Le ton sans appel de Sirius lui fit lever péniblement la tête. Ce dernier se plaça devant James et Remus, la main crispée sur sa baguette. Son visage était plus blanc que jamais, figé en une haine indicible.

– J'en ai rien à foutre de ce qu'on vient d'entendre, annonça-t-il en grinçant des dents. Je crois pas au destin.

– Sirius… commença Remus en fermant les yeux, se sentant parfaitement incapable de faire face à la colère de son ami quand tout ce qu'il souhaitait était de s'allonger en boule dans son lit et oublier les trois dernières heures.

– On va se faire une promesse, tous les trois, déclara Sirius, ses yeux de cendres brûlant d'une froide détermination quand il posa ses mains sur les épaules des deux autres. On va promettre de ne pas mourir.

Sa voix vibra d'une rage glacée alors qu'il acheva dans un souffle douloureux :

– Hors de question que vous mouriez, vous m'entendez ?

James et Remus hochèrent lentement la tête. C'était stupide. C'était probablement perdu d'avance, mais la colère paniquée qui tremblait dans la voix de Sirius leur fit du bien, paradoxalement. James offrit un sourire courageux à son meilleur ami, posant doucement sa main sur la sienne.

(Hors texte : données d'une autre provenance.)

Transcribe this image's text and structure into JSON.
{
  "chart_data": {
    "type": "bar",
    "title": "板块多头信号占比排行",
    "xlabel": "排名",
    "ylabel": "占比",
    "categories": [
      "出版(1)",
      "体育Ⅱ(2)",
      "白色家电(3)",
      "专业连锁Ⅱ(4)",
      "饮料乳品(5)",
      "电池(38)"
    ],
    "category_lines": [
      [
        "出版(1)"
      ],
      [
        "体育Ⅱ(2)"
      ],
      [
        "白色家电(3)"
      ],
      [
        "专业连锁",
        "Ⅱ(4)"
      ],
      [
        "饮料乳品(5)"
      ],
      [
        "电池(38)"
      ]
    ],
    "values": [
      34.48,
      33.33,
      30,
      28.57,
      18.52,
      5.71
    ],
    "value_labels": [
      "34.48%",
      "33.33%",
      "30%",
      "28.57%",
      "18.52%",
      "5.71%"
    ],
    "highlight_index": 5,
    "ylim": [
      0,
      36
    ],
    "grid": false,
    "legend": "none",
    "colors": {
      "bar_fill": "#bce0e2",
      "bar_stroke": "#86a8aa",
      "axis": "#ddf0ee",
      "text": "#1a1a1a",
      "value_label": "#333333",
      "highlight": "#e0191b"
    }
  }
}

– Je te le promets, souffla-t-il en ancrant son regard dans celui de Sirius qui se détendit imperceptiblement.

Remus hocha vigoureusement la tête. Le soupir de soulagement de Sirius résonna bruyamment dans le silence de la Salle sur Demande.

– Qu'est-ce… Qu'est-ce qu'on va dire à Dumbledore ? hésita James en se levant maladroitement. Merlin, qu'est-ce qu'on va dire à Pete ?

Sirius et Remus échangèrent un regard.

– On ne va rien dire à Dumbledore, annonça Sirius calmement. Juste que Harry a fait un patronus qui ressemblait au tiens, James, et qu'il s'est échappé dans une pièce qu'on n'avait encore jamais vu. Ça vous paraît cohérent ?

James acquiesça lentement en fronçant les sourcils.

– On peut dire qu'il a disparu dans cette salle et qu'il n'en est jamais ressorti. Il n'avait pas l'air… (Il soupira profondément) Harry n'avait pas l'air très enclin à se reposer sur Dumbledore. Inutile de raconter à Dumby plus que nécessaire, je suppose.

Remus offrit un sourire triste aux deux autres.

– On lui doit bien ça, pas vrai ?

– Ouais, souffla James en sentant sa gorge chauffer à nouveau. Ouais…

– Et Peter ?

Les trois maraudeurs se regardèrent, hésitant.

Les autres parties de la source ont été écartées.